I don’t know where it stems from or why we twist ourselves into unrecognisable balls of tension but a good friend of mine shared Elizabeth Gilbert’s podcasts with me and I could feel my mindset shifting. One of the podcasts was an interview with Cheryl Strayed who said, “We do tend to be a culture that thinks in dichotomies: We’re either a terrible mother or a good mother, we’re either with our kids or not with them at all.” There is no in between. Do we feel that if we don’t operate on all cylinders, if we’re not out-performing ourselves constantly, or we’re not pushing ourselves beyond the point of sanity that we’re somehow terrible mothers? In all seriousness, moms, our kids will be just fine if we operate at 90%. Or even 70%!

When did this culture of burning ourselves out begin? You have to rise at 4am to make gluten-free sandwiches, crusts cut off, with fruit chopped into stars, pips removed, and a note covered in glitter (remember that Johnny doesn’t like strawberry jam and Evie does), bath the kids and brush their teeth and hair, ensure the non-toxic spray has dried on the project you made until 1am last night, bake the sugar-free cookies for the bake sale, do a school run, order those school sneakers online because little Vuyo had a growth spurt, mold their emotional wellbeing, call the medical aid to get authorisation for Maddox’s fillings next week, hound the panel beater who’s had your car for 8 days, fill in those horrendous forms, call the plumber about that annoying dripping you remember hearing at 2 am last night, get the electric fencing fixed, drive to work coffee in hand, kick ass, and have enough energy to do the cooking, light cleaning, bedtime stories and end of day school catch up. If you look at the amount of hours in a week – 168hrs minus the 40 hours for work minus the 74 hours we spend on childcare, that leaves us with 54 hours - equaling 7 hours a night to sleep. And within that 7 hours we still need to take care of our health and work out, have immaculately styled homes worthy of Instagram, shots of blemish free kids frolicking amongst autumn leaves, an active social life and have time to create the “perfect marriage”. It’s unsustainable. And I simply cannot believe there are partners not pulling their weight.
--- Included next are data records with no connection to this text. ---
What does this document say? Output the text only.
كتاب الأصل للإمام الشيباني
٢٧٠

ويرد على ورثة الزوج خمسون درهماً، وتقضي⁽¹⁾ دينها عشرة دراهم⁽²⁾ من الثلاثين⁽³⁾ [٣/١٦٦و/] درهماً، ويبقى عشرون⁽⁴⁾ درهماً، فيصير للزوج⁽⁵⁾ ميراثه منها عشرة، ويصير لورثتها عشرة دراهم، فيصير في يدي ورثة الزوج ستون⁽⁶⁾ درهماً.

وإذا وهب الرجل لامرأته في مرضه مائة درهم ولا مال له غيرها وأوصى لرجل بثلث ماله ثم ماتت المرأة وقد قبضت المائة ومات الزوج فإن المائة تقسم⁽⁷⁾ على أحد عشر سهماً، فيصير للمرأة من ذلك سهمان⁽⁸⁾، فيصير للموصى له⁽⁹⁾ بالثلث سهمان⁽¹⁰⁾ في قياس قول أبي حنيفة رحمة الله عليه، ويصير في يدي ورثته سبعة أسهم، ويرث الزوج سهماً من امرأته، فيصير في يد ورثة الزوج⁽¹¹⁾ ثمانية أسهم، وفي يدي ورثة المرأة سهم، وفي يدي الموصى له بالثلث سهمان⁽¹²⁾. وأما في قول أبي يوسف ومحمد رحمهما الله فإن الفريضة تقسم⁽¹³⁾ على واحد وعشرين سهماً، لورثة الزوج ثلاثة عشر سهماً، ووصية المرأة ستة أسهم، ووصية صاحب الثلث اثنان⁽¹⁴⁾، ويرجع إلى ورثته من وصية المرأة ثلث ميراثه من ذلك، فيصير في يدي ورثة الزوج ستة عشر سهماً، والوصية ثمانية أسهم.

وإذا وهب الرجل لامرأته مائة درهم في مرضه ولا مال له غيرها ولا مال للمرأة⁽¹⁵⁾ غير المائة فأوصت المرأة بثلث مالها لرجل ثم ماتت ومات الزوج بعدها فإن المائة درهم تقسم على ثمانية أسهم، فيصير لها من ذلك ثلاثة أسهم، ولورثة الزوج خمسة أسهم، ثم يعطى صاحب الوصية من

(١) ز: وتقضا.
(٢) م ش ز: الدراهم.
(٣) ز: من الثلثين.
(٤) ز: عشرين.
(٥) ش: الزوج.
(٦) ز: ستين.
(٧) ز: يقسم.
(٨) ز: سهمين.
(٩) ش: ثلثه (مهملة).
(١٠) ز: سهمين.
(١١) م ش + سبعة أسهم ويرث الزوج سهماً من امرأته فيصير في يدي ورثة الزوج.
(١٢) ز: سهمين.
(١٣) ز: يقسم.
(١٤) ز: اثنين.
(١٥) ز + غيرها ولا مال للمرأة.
With all that said, there is another side of the coin. From my personal experience, and other dads I’ve met and bloggers that I follow, my eyes have been opened to the responsibilities that dads carry, amongst them being the pillar of strength during heart-wrenching or difficult times - putting their own emotions and fears aside to be the stone-faced hero – taking the troubling chats with doctors and teachers, filling in the forms you never thought you’d have to fill in as a dad, sometimes assuming all roles when moms have reached their thresholds. Handling those sometimes aggressive outbursts from kids and taking the punches (literally!). Teaching kids why it's important to have and show emotion, and how to handle frustration. It’s a job they’re rarely given credit for.




So looking at those memes totally disrespects those fathers out there who hustle, who make sacrifices, more than most, who do the hard work, who take the dreaded calls, who remain sober-faced in tumultuous times, who take the time for foot rubs and build forts and castles with duvet covers, who tell stories with flashlights in varying voices, who cut off crusts and kiss ‘ouchies’. And at the same time gives dads who do next to zilch permission to continue doing so. 

Equal parenting and splitting responsibilities fairly is a must – your children are watching and your actions will determine how they act in the future. What message are we sending to our kids when one partner is constantly exhausted while the other plays video games? What will their view of gender roles be? We are teaching them the fundamental rules of respect.

And that’s why I’m tired of seeing these f*cking memes.